Com dados do estado da Bahia, Almeida et al.22 indicaram que, nos casos notificados de março a setembro de 2020, 2.920 estiveram relacionados com o contágio no trabalho, com predominância no sexo feminino (64,5%), com faixa etária de 30 a 39 anos (39,9%). O setor da saúde foi o mais afetado em termos do quantitativo de profissionais infectados (37,1%), sendo que as categorias profissionais que mais se infectaram foram: técnicos e auxiliares de enfermagem (25,7%), seguidos por enfermeiros (13,3%), médicos (6,3%) e agentes comunitários de saúde (4,9%). Para as autoras, a maior frequência de casos de Covid-19 entre a força de trabalho feminina do setor de saúde decorre da divisão sexual do trabalho, que reserva às mulheres o trabalho mais direto no cuidado, quanto mais pobres e racializadas elas são. Bittencourt e Andrade23 chamaram a atenção para o fato de que esse trabalho, desempenhado na sua maioria por mulheres das classes populares, é desvalorizado e mal pago, e tem se precarizado cada vez mais nas últimas décadas, com o aumento de contratos temporários, perdas de direitos trabalhistas, sobrecarga das atividades, péssimas condições de trabalho, entre outros. Na pandemia, essa condição foi ainda mais agravada pela falta de equipamentos de proteção individual, pelo medo do contágio, preocupações com filhos e familiares, e as vivências diante da morte e o adoecimento de si e dos(as) colegas de profissão. Trata-se de um trabalho que não só exige do corpo, mas também das emoções. Bittencourt e Andrade23 utilizaram as contribuições dos estudos de gênero para analisar o trabalho do cuidado realizado pelas mulheres, especialmente em saúde, na sua dupla face: a esfera produtiva e a reprodutiva, enfatizando as especificidades do cuidado enquanto trabalho. Elas se utilizaram do conceito da divisão sexual do trabalho e, também, do trabalho de care, problematizando as desigualdades entre homens e mulheres e as condições às quais estão expostas as mulheres na saúde e, em especial, na pandemia da Covid-19.

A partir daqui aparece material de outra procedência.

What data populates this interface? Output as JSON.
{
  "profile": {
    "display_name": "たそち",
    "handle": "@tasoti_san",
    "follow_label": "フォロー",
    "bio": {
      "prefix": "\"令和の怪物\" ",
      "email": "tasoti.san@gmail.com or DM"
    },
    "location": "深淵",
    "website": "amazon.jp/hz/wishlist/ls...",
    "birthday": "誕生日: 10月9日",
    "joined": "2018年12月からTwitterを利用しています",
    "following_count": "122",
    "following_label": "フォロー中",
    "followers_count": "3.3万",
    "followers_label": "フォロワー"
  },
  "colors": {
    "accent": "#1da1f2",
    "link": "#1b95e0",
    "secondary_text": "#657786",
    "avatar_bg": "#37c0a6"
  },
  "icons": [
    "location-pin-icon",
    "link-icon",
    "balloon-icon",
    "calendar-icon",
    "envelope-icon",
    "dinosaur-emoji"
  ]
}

Por meio de conteúdos dos vídeos do YouTube, Carvalho et al.24 abordaram o protagonismo das enfermeiras na produção do cuidado durante a pandemia e a insegurança que elas enfrentam no exercício da profissão. Os autores apontaram a sobrecarga da função do cuidado na própria atividade profissional da enfermagem, historicamente submetida à precarização e à desvalorização na hierarquia do setor saúde.

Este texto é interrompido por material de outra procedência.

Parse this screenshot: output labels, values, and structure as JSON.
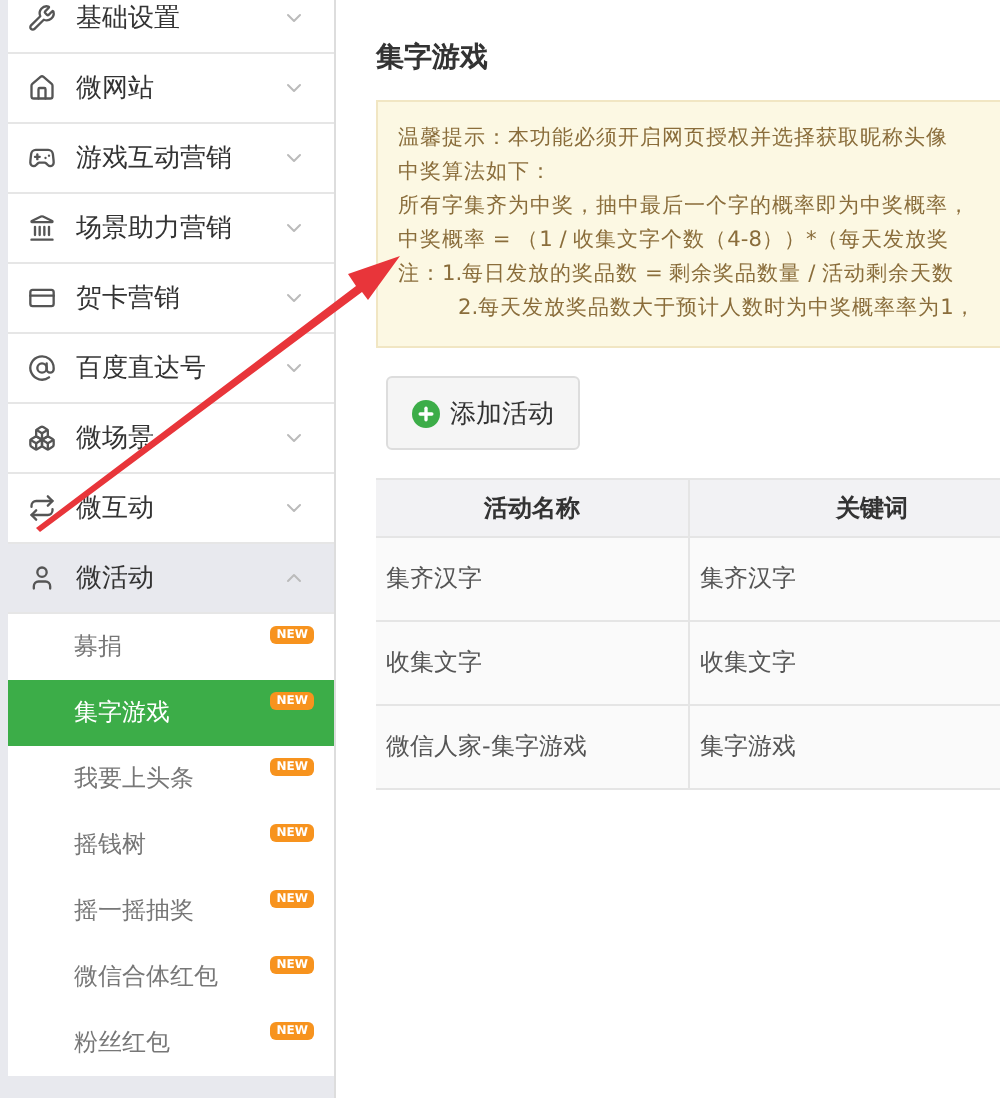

Em comum, Carvalho et al.24 destacaram que, ao trabalho do cuidado remunerado, soma-se o trabalho doméstico, este invisível porque não é remunerado. Além do provimento econômico, as mulheres também são, na maioria das vezes, as cuidadoras primárias de crianças, idosos e enfermos de suas famílias e vizinhanças. Ao analisar a saúde das crianças que nasceram prematuras na pandemia, Silva et al.25 chamaram a atenção para a sobrecarga física e emocional das mães com os afazeres domésticos, a casa, a família, além dos próprios cuidados neonatais. Camarano26 mostra que idosas ficaram também mais propensas ao risco de contágio, ao desemprego e à sobrecarga doméstica na pandemia, pois permanecem responsáveis primárias pelo cuidado da família.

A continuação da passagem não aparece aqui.